Last night I had the pleasure of seeing the Ensembles of the Afghanistan National Institute of Music perform in a sold-out concert at Carnegie Hall, along with fellow OEF veteran Patricia Austin. Performers of the ANIM included children from the Afghan Child Education and Care Organization (AFCECO), an Afghan-led orphanage program with whom I have been a sponsor since 2006, and who many of you helped with cash donations and word-of-mouth support. One of ANIM’s goals is to take in orphans and disadvantaged children and train them as professional musicians, in addition to their broader goal of ensuring that Afghanistan’s musical heritage makes a permanent return to the country.
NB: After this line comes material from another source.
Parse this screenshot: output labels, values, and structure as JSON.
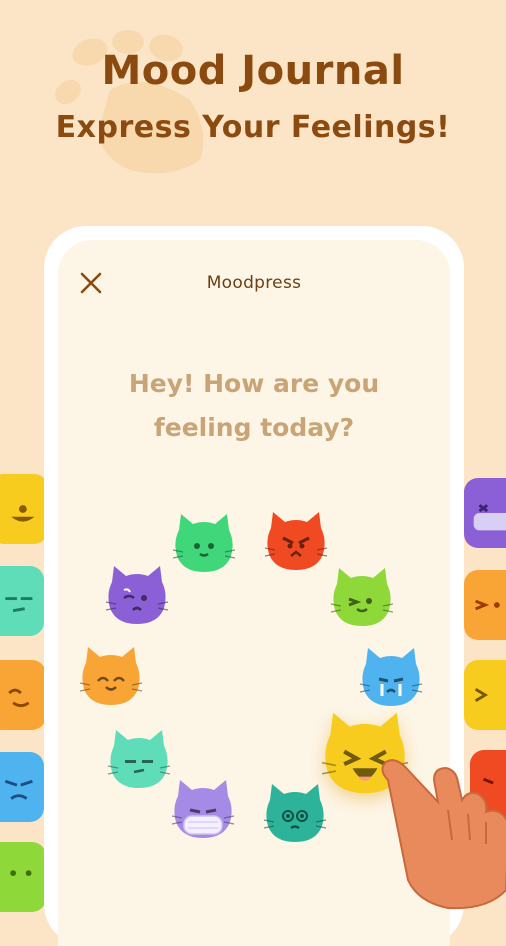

It is easy to focus on the many things in Afghanistan that haven’t been going well, but it is also astonishing to sit in Carnegie Hall, listen to amazing and clever arrangements of Afghan traditional songs and classical music scored for orchestra and Afghan traditional instruments, and be part of a packed audience that included many Afghan-Americans who were cheering, clapping along with Afghan patriotic and traditional songs, and who were so engaged with affection and admiration for the amazing children performing on stage. There are successes in Afghanistan. And it is because the U.S. and the international community, despite our often flawed approaches, have offered help that has truly, genuinely made a difference for so many people in Afghanistan.
This was a night for celebrating the successes of recent years, honoring the friendship forged between the U.S. and Afghanistan, and taking pride in these amazing girls and boys who are the future of their country. And it was a night to reflect and hope for a lasting peace to take root in Afghanistan.
A message from Afghanistan’s Minister of Education appeared in the program: “Music is in our past, our present, and our future. Tonight I ask you to reflect on the importance of standing by and supporting Afghanistan as we Afghans lead the way towards a more glorious future for our nation, a future that will be based on the religious and cultural values bequeathed to us by our past, a future that will be made possible by the hard work of the present, and a future in which every Afghan girl and boy may have the opportunity to study music, live together despite their differences, enjoy their common values, and contribute to the world community.”
Peace is possible only when people like us believe in it and support it. I, for one, am a believer. May these children have long, prosperous, and beautiful lives sharing Afghanistan’s music with the world.